Cependant encore, les considérants qui président aux décisions de gouvernance (grand mot à la mode, sur lequel nous reviendrons) sont
tellement surprenants, que, alors que même France-Antilles semble avoir pris ses distances avec Domota, le LKP pourrait recommencer ses opérations de nuisitude (auxquelles s'est pleinement
associée Ségolène Royal, ne l'oublions pas), le LKP se sentant fondé dans sa certitude d'une attitude inappropriée de l'État (ou à tout le moins de ses représentants), car c'est plus souvent que
rarement le cas. Je voulais, cher Scrutateur que nous en prenions acte. Et que nous nous réservions la joie d'être agréablement étonnés.

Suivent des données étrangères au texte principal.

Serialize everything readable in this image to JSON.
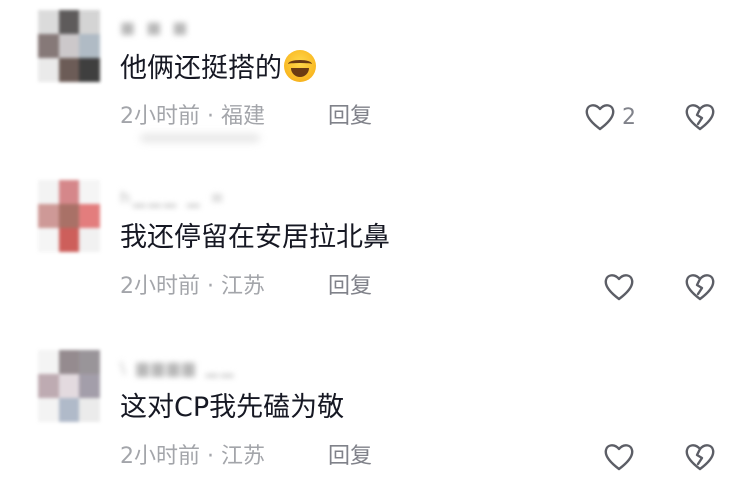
{
  "comments": [
    {
      "username": "■ ■ ■",
      "text": "他俩还挺搭的",
      "has_emoji": true,
      "emoji_name": "laughing-crying-emoji",
      "meta": "2小时前 · 福建",
      "reply": "回复",
      "like_count": "2",
      "avatar_colors": [
        "#d8d8d8",
        "#4d4a4a",
        "#d0d0d0",
        "#7a6b6a",
        "#c7c3c5",
        "#a8b4bf",
        "#e8e8e8",
        "#5d4b45",
        "#2b2b2b"
      ]
    },
    {
      "username": "h▁▁▁ ▁ ≡",
      "text": "我还停留在安居拉北鼻",
      "has_emoji": false,
      "meta": "2小时前 · 江苏",
      "reply": "回复",
      "like_count": "",
      "avatar_colors": [
        "#f2f2f2",
        "#d17b7e",
        "#f4f4f4",
        "#c98f8c",
        "#a06257",
        "#e07070",
        "#f4f4f4",
        "#c84e4a",
        "#f0f0f0"
      ]
    },
    {
      "username": "\\ ▆▆▆▆ ▁▁",
      "text": "这对CP我先磕为敬",
      "has_emoji": false,
      "meta": "2小时前 · 江苏",
      "reply": "回复",
      "like_count": "",
      "avatar_colors": [
        "#f3f3f3",
        "#8a7f83",
        "#8f8a8f",
        "#b8a3aa",
        "#e0d6dc",
        "#9a94a1",
        "#f2f2f2",
        "#a8b3c4",
        "#e9e9e9"
      ]
    }
  ],
  "colors": {
    "text": "#161823",
    "meta": "#a3a5aa",
    "icon": "#5c5e66"
  }
}
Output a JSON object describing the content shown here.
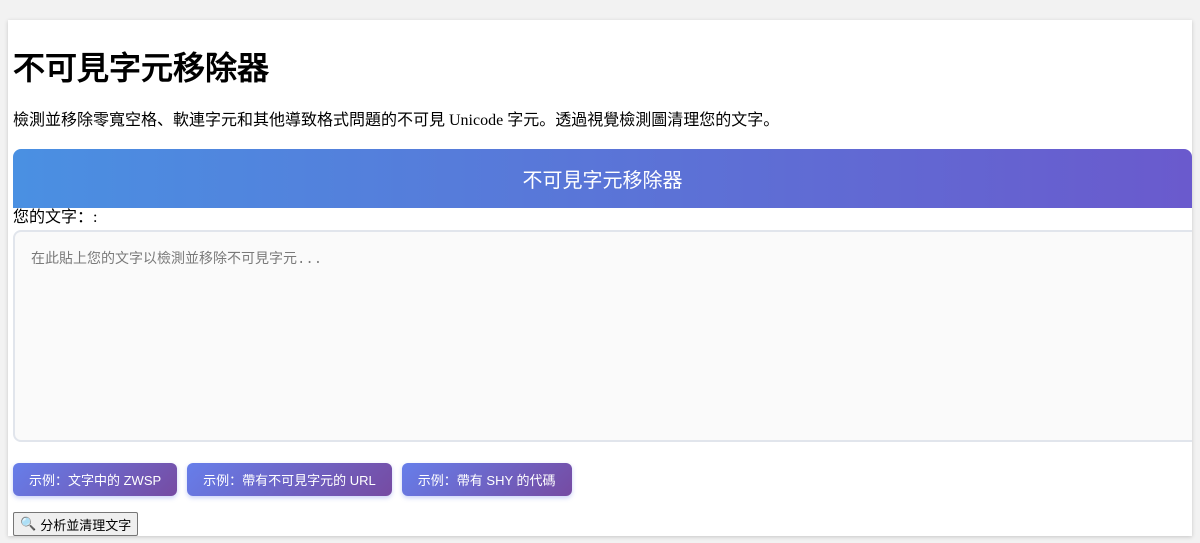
{
  "page": {
    "title": "不可見字元移除器",
    "description": "檢測並移除零寬空格、軟連字元和其他導致格式問題的不可見 Unicode 字元。透過視覺檢測圖清理您的文字。"
  },
  "tool": {
    "header_title": "不可見字元移除器",
    "text_label": "您的文字：:",
    "text_placeholder": "在此貼上您的文字以檢測並移除不可見字元...",
    "text_value": ""
  },
  "examples": [
    {
      "label": "示例：文字中的 ZWSP"
    },
    {
      "label": "示例：帶有不可見字元的 URL"
    },
    {
      "label": "示例：帶有 SHY 的代碼"
    }
  ],
  "actions": {
    "analyze_icon": "magnifier-icon",
    "analyze_label": "分析並清理文字"
  },
  "colors": {
    "header_gradient_start": "#4a90e2",
    "header_gradient_end": "#6a5acd",
    "button_gradient_start": "#667eea",
    "button_gradient_end": "#764ba2"
  }
}
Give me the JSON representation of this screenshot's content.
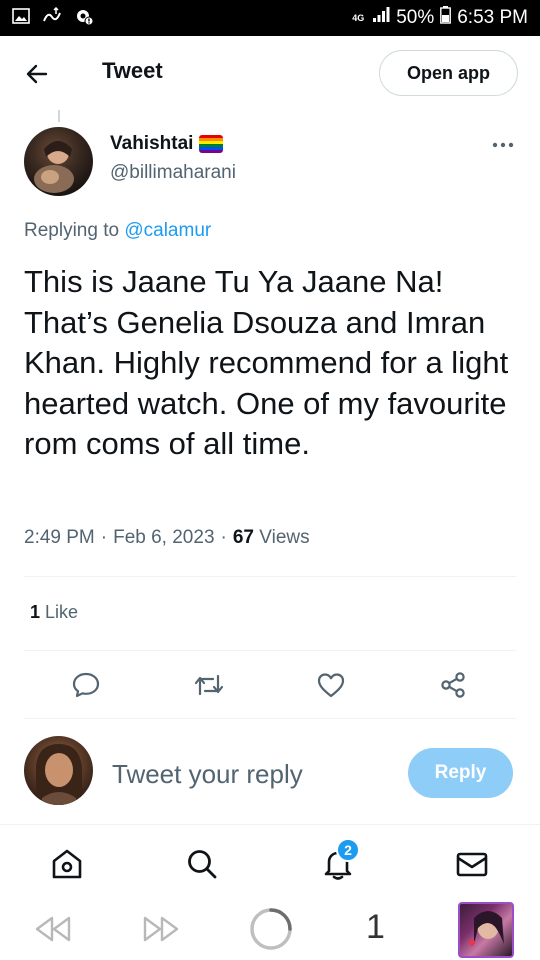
{
  "status_bar": {
    "network": "4G",
    "battery": "50%",
    "time": "6:53 PM"
  },
  "header": {
    "title": "Tweet",
    "open_app": "Open app"
  },
  "tweet": {
    "author_name": "Vahishtai",
    "author_handle": "@billimaharani",
    "replying_to_label": "Replying to",
    "replying_to_handle": "@calamur",
    "text": "This is Jaane Tu Ya Jaane Na! That’s Genelia Dsouza and Imran Khan. Highly recommend for a light hearted watch. One of my favourite rom coms of all time.",
    "time": "2:49 PM",
    "date": "Feb 6, 2023",
    "separator": "·",
    "views_count": "67",
    "views_label": "Views",
    "likes_count": "1",
    "likes_label": "Like"
  },
  "reply_box": {
    "placeholder": "Tweet your reply",
    "button": "Reply"
  },
  "bottom_nav": {
    "notification_count": "2"
  },
  "browser": {
    "tab_count": "1"
  },
  "colors": {
    "accent": "#1d9bf0",
    "reply_button_disabled": "#8ecdf8",
    "secondary_text": "#536471",
    "primary_text": "#0f1419"
  },
  "icons": {
    "back": "arrow-left-icon",
    "more": "more-horizontal-icon",
    "reply": "comment-icon",
    "retweet": "retweet-icon",
    "like": "heart-icon",
    "share": "share-icon",
    "home": "home-icon",
    "search": "search-icon",
    "notifications": "bell-icon",
    "messages": "mail-icon"
  }
}
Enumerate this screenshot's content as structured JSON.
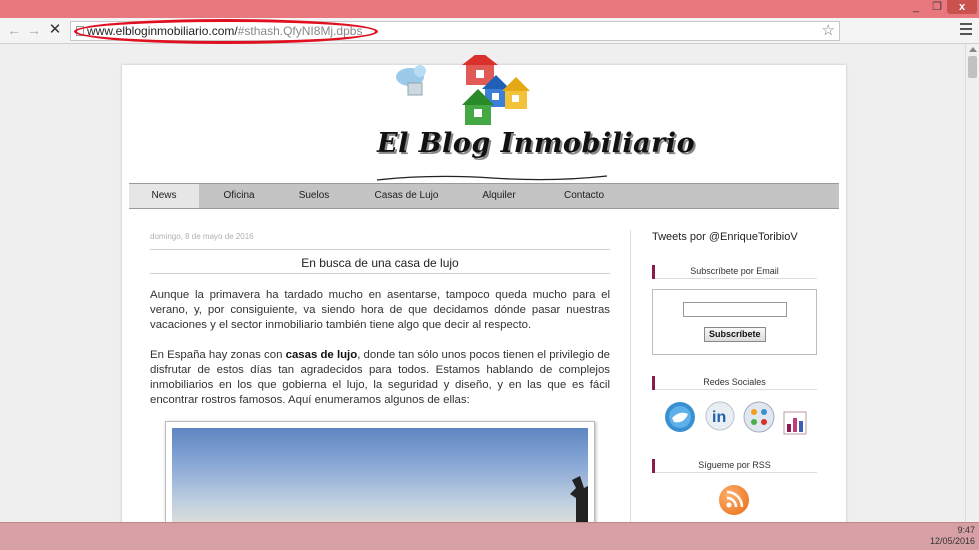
{
  "browser": {
    "url_host": "www.elbloginmobiliario.com/",
    "url_rest": "#sthash.QfyNI8Mj.dpbs",
    "window_controls": {
      "minimize": "_",
      "maximize": "❐",
      "close": "x"
    }
  },
  "blog": {
    "title": "El Blog Inmobiliario",
    "nav": [
      "News",
      "Oficina",
      "Suelos",
      "Casas de Lujo",
      "Alquiler",
      "Contacto"
    ],
    "active_nav": "News",
    "post": {
      "date": "domingo, 8 de mayo de 2016",
      "title": "En busca de una casa de lujo",
      "p1": "Aunque la primavera ha tardado mucho en asentarse, tampoco queda mucho para el verano, y, por consiguiente, va siendo hora de que decidamos dónde pasar nuestras vacaciones y el sector inmobiliario también tiene algo que decir al respecto.",
      "p2_before": "En España hay zonas con ",
      "p2_bold": "casas de lujo",
      "p2_after": ", donde tan sólo unos pocos tienen el privilegio de disfrutar de estos días tan agradecidos para todos. Estamos hablando de complejos inmobiliarios en los que gobierna el lujo, la seguridad y diseño, y en las que es fácil encontrar rostros famosos. Aquí enumeramos algunos de ellas:"
    },
    "sidebar": {
      "tweets": "Tweets por @EnriqueToribioV",
      "email_heading": "Subscríbete por Email",
      "email_button": "Subscríbete",
      "social_heading": "Redes Sociales",
      "social_icons": [
        "twitter-icon",
        "linkedin-icon",
        "delicious-icon",
        "analytics-icon"
      ],
      "rss_heading": "Sígueme por RSS"
    }
  },
  "taskbar": {
    "time": "9:47",
    "date": "12/05/2016"
  }
}
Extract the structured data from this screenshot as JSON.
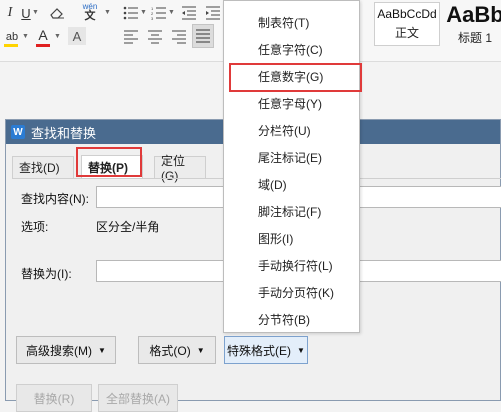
{
  "ribbon": {
    "font_icons": {
      "italic": "I",
      "underline": "U",
      "underline_caret": "▼",
      "strikethrough_ab": "ab",
      "eraser": "eraser",
      "pinyin": "wén",
      "highlight": "ab",
      "font_color": "A",
      "char_shading": "A"
    },
    "styles": {
      "normal_preview": "AaBbCcDd",
      "normal_label": "正文",
      "heading1_preview": "AaBb",
      "heading1_label": "标题 1"
    }
  },
  "dialog": {
    "title": "查找和替换",
    "logo": "W",
    "tabs": [
      "查找(D)",
      "替换(P)",
      "定位(G)"
    ],
    "find_label": "查找内容(N):",
    "find_value": "",
    "options_label": "选项:",
    "options_value": "区分全/半角",
    "replace_label": "替换为(I):",
    "replace_value": "",
    "advanced_search": "高级搜索(M)",
    "format": "格式(O)",
    "special_format": "特殊格式(E)",
    "replace_button": "替换(R)",
    "replace_all_button": "全部替换(A)"
  },
  "dropdown": {
    "items": [
      "制表符(T)",
      "任意字符(C)",
      "任意数字(G)",
      "任意字母(Y)",
      "分栏符(U)",
      "尾注标记(E)",
      "域(D)",
      "脚注标记(F)",
      "图形(I)",
      "手动换行符(L)",
      "手动分页符(K)",
      "分节符(B)"
    ],
    "highlighted": "任意数字(G)"
  },
  "colors": {
    "highlight_box": "#e03a3a",
    "titlebar": "#4a6b8f",
    "font_color_bar": "#e02020",
    "highlight_bar": "#ffd400"
  }
}
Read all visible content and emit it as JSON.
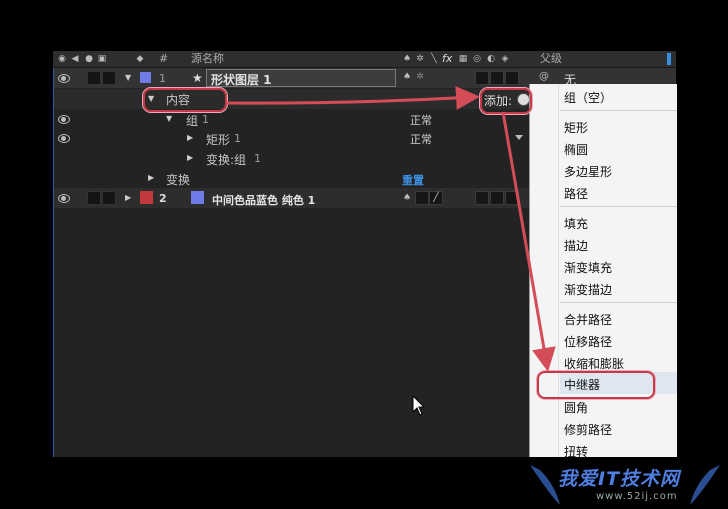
{
  "header": {
    "hash": "#",
    "source_name": "源名称",
    "fx": "fx",
    "parent": "父级"
  },
  "layers": [
    {
      "num": "1",
      "name": "形状图层 1",
      "label_color": "#6f7be8",
      "parent": "无"
    },
    {
      "num": "2",
      "name": "中间色品蓝色 纯色 1",
      "label_color": "#c0393b"
    }
  ],
  "rows": {
    "contents": "内容",
    "add_label": "添加:",
    "group": "组",
    "group_num": "1",
    "group_mode": "正常",
    "rect": "矩形",
    "rect_num": "1",
    "rect_mode": "正常",
    "transform_group": "变换:组",
    "transform_group_num": "1",
    "transform": "变换",
    "reset": "重置"
  },
  "menu": {
    "items": [
      "组（空）",
      "矩形",
      "椭圆",
      "多边星形",
      "路径",
      "填充",
      "描边",
      "渐变填充",
      "渐变描边",
      "合并路径",
      "位移路径",
      "收缩和膨胀",
      "中继器",
      "圆角",
      "修剪路径",
      "扭转"
    ],
    "highlighted": "中继器"
  },
  "watermark": {
    "text": "我爱IT技术网",
    "url": "www.52ij.com"
  },
  "colors": {
    "accent_red": "#c43a46",
    "reset_blue": "#3b8fe0"
  }
}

Et puisque ceci est un billet d'humeur, permettez-moi, cher Scrutateur de tordre le cou à ce mot de "gouvernance" lancé par Raffarin,
et repris à l'envi par les perroquets de Panurge, traduisant là, soit leur ignorance, soit leur volonté de participer à une mystification relative à la dynamique organique. En effet, on comprend
bien que ce mot met en avant une relation quelconque avec l'administration et plus précisément avec la manière d'administrer, mais s'il fallait traduire exactement ce qu'il veut dire aujourd'hui,
cela donnerait : bricolage gouvernemental. Pas davantage. La définition que lui donne le dictionnaire de l'Académie* est très claire, et met en lumière quelque chose qui ressemble assez à une
preuve d'imposture chez ceux qui emploient le mot "gouvernance" à tire-larigot, car le mot tel qu'il est répertorié par l'Académie n'a rien à voir avec ce que voulait dire Raffarin, grand
gisement de raffarinades il est vrai. La gouvernance, c'est... une juridiction sous l'autorité d'un gouverneur.
* GOUVERNANCE n. f. XIIIe siècle. Dérivé de gouverner.
1. Anciennt.
Juridiction établie dans certaines villes des Flandres. La gouvernance d'Arras, de Lille.
2. Au
Sénégal, siège du gouverneur d'une région et des services administratifs placés immédiatement sous son autorité ; ces services eux-mêmes.
La gouvernance sauce Raffarin de donne-t-elle pas, une fois de plus, l'impression que la salade est servie ?
En résumé, prenons acte que nos excellences tiennent à supprimer progressivement la "prime à la casse" pour l'activité automobile
(au mépris des recettes que cette prime favorise mécaniquement). Mais espérons que ces mêmes excellences n'auront pas, prochainement, par leur manière de faire avec Domota et le LKP, une
attitude que l'on pourrait qualifier de... "prime à la casse".